Monthly Archives: April 2015

Speak To The Living

We all heard an amazing eulogy read at a funeral, read an inspiring obituary in the newspaper that caused us to wish we had met a complete stranger, or perhaps we have even posted on social media to a deceased loved one.

We speak so well of the dead, and we write so many heartfelt thoughts after a loved one has passed. A healthy part of grief is to share with others how much that person meant to us.

During this past Christmas season, a dear friend of mine and of many in the local community passed away very unexpectedly from a health condition. She was only in her early 30s. While it was amazing to read the outpouring of posts on Facebook to and about my sweet friend and contribute some of my own, I found what I am sure so many others have also – I wished I had gotten to know her even better when she passed, spent just a little more time with her, given her just a few more compliments. In fact, my friend who passed away was so good at doing just that – she was truly an example of someone who spoke LIFE into people’s lives. It didn’t matter whether she’d known them for years or just for a few minutes – with a smile that truly lit up the room and arms that were always open for a hug, she always complimented others and showed a genuine concern for how their lives were going and how she could help make their lives easier.

Unfortunately, there will always be words left unsaid that we only think of after a loved one has passed. However, we can work to change our lifestyle and learn to speak words of kindness and love to the living, while they are here with us. No matter what the age of a person, we never know how long they – or even ourselves – will be here on this earth, so it is important to tell our friends and family how much they mean to us now.

I have recently begun to take up once again the old art of letter writing – yes, “snail mail.” My friends are probably at first a bit curious as to why I am texting them asking for their address, ha! I have found that it’s a great way to make someone’s day a bit better (after all, who doesn’t love personal mail in their mailbox? And who gets any of that these days?), and to tell them how much they mean without them feeling uncomfortable receiving a compliment face to face.

Wondering what to say to your friend to tell them how much they mean to you? Well, you can always thank them for a particular instance where you remember their kindness, or you can think of something you’ve always liked about them. For example, today I wrote a friend letting her know that “I have always appreciated your enthusiasm for unique shapes, patterns, and textures in the world around you and your ability to translate that into art.” You don’t have to craft your sentence that elaborately if you’re not a writer, but think for a moment how to get your favorite aspects of your friend or family member across to them. Why wait until everyone is gone to say how much they mean to you?

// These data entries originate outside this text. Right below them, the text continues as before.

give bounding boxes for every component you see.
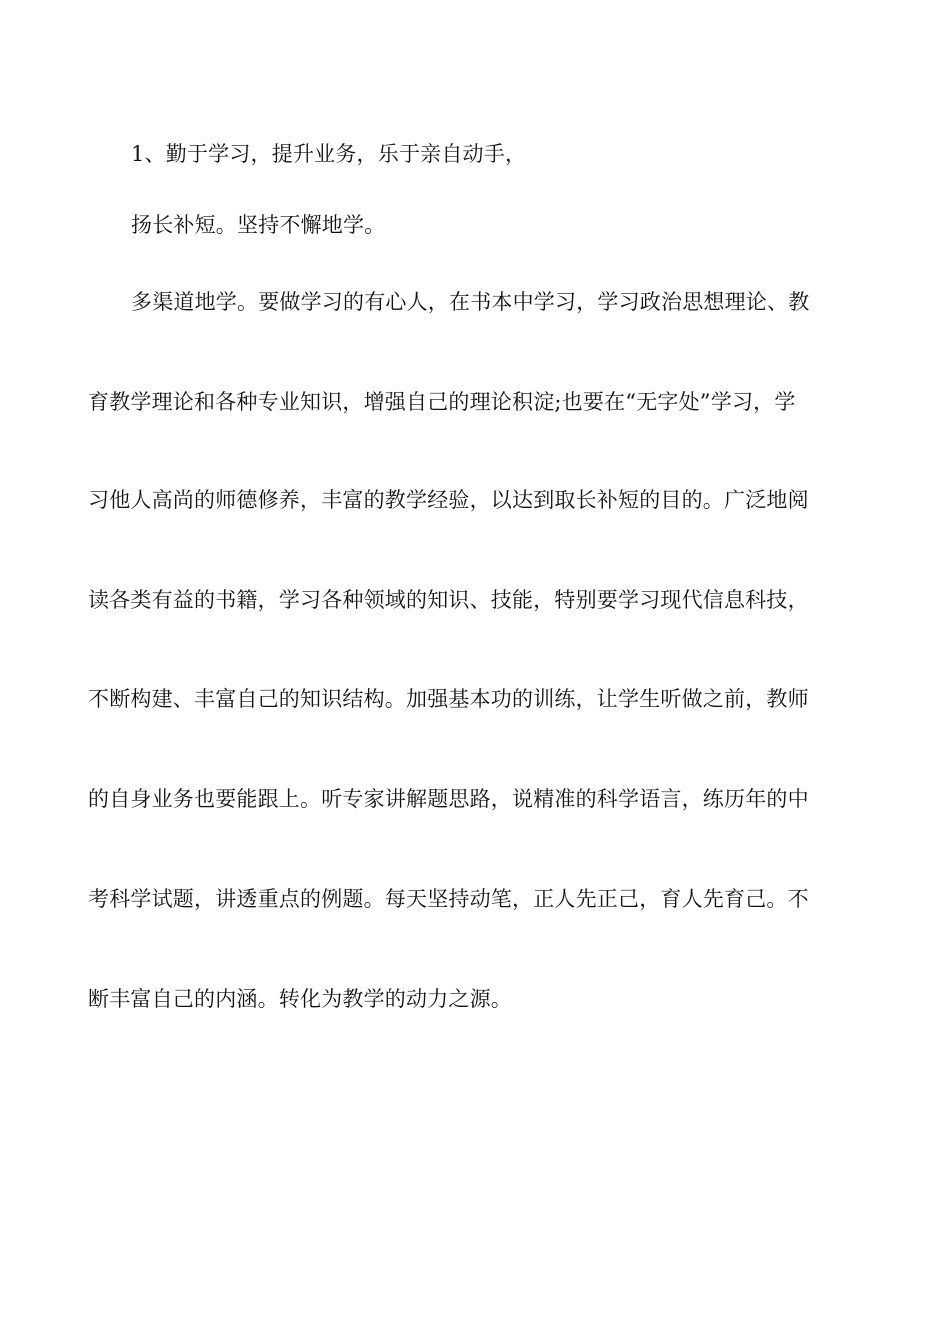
text-line: 不断构建、丰富自己的知识结构。加强基本功的训练，让学生听做之前，教师 bbox=[88, 687, 809, 711]
text-line: 扬长补短。坚持不懈地学。 bbox=[131, 213, 386, 237]
text-line: 习他人高尚的师德修养，丰富的教学经验，以达到取长补短的目的。广泛地阅 bbox=[88, 488, 809, 512]
text-line-heading: 1、勤于学习，提升业务，乐于亲自动手， bbox=[131, 142, 527, 166]
text-line: 育教学理论和各种专业知识，增强自己的理论积淀;也要在“无字处”学习，学 bbox=[88, 390, 796, 414]
text-line: 读各类有益的书籍，学习各种领域的知识、技能，特别要学习现代信息科技， bbox=[88, 588, 809, 612]
text-line: 多渠道地学。要做学习的有心人，在书本中学习，学习政治思想理论、教 bbox=[131, 290, 810, 314]
text-line: 考科学试题，讲透重点的例题。每天坚持动笔，正人先正己，育人先育己。不 bbox=[88, 887, 809, 911]
text-line: 的自身业务也要能跟上。听专家讲解题思路，说精准的科学语言，练历年的中 bbox=[88, 787, 809, 811]
text-line: 断丰富自己的内涵。转化为教学的动力之源。 bbox=[88, 987, 512, 1011]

I want to challenge you to write one handwritten letter to someone this week, letting them know how they have played a part in your life or thanking them for something they did for you. Trust me, it will be well-received. After all, everyone loves “snail mail” that’s not a bill or an advertisement! 😊

Tick tock!

Throughout the past few days, I have been spending time going through photo albums from my childhood (yes, the pictures were taken on film!) so that I can photograph them and upload them to my personal Facebook page to ensure they are both preserved digitally (eventually I plan to get them onto my external harddrive as well), and shared with family and friends who either haven’t seen these photos in decades or have never even seen photos of my childhood. This has been fun, somewhat time consuming, and has also been cause for a lot of remembrance of times past.

As I reflect upon the stories told by each photograph, I sometimes smile, laugh out loud, and even get a little misty eyed here and there. See, from the early 1990s until now actually spans over two decades. To those of you who are a bit more advanced in years, this may not seem like that long of a time period, but to me, it’s my life so far, which seems like a fairly long time to me personally!

A lot happens in over two decades. Neighbors and childhood friends may come and go, trees grow taller, people grow taller and get older, houses get painted different colors, some stores close down, some vacant lots are cleared to make room for new stores or subdivisions, and dear older relatives and friends pass away. In fact, I hadn’t realized quite how many amazing people I knew so well and loved so much during my childhood are no longer just a phone call, letter, or visit away anymore.

This side of eternity, I won’t ever get to eat spaghetti with, shop with, laugh with, smell beautiful yellow roses with, enjoy looking at the window at brilliantly red cardinals, or take trips to see other family members with Grammie (my maternal grandmother) anymore. I won’t ever get to feed the ducks at Stanley Park in Massachusetts with or walk the brookside trail in Russell, MA with Great Uncle Friz or Great Aunt Lena (my maternal grandfather’s sister and her husband) ever again. I won’t get to sew with a church friend of ours, Mrs. B., again or borrow the Disney classic “Polyanna” on VHS from Mr. & Mrs. Woodruff across the street.

This brings tears to my eyes, but then I realize that I can still do most of those things, but only with the memories of those who used to join me instead of their physical presence.

Whether we feel ready or not, as it has been said, “time marches on.” Photos are a great way to bring back sweet memories, but I think it’s also important to make new memories each day with the ones we love who are still here with us and enjoy the time we still have with them.

Don’t sit idly while time passes you by or focus so much on the past that you don’t create any new memories. Don’t ever forget the loved ones who have passed on, but remember that there are more people who are alive right now who need your love and want quality time with you.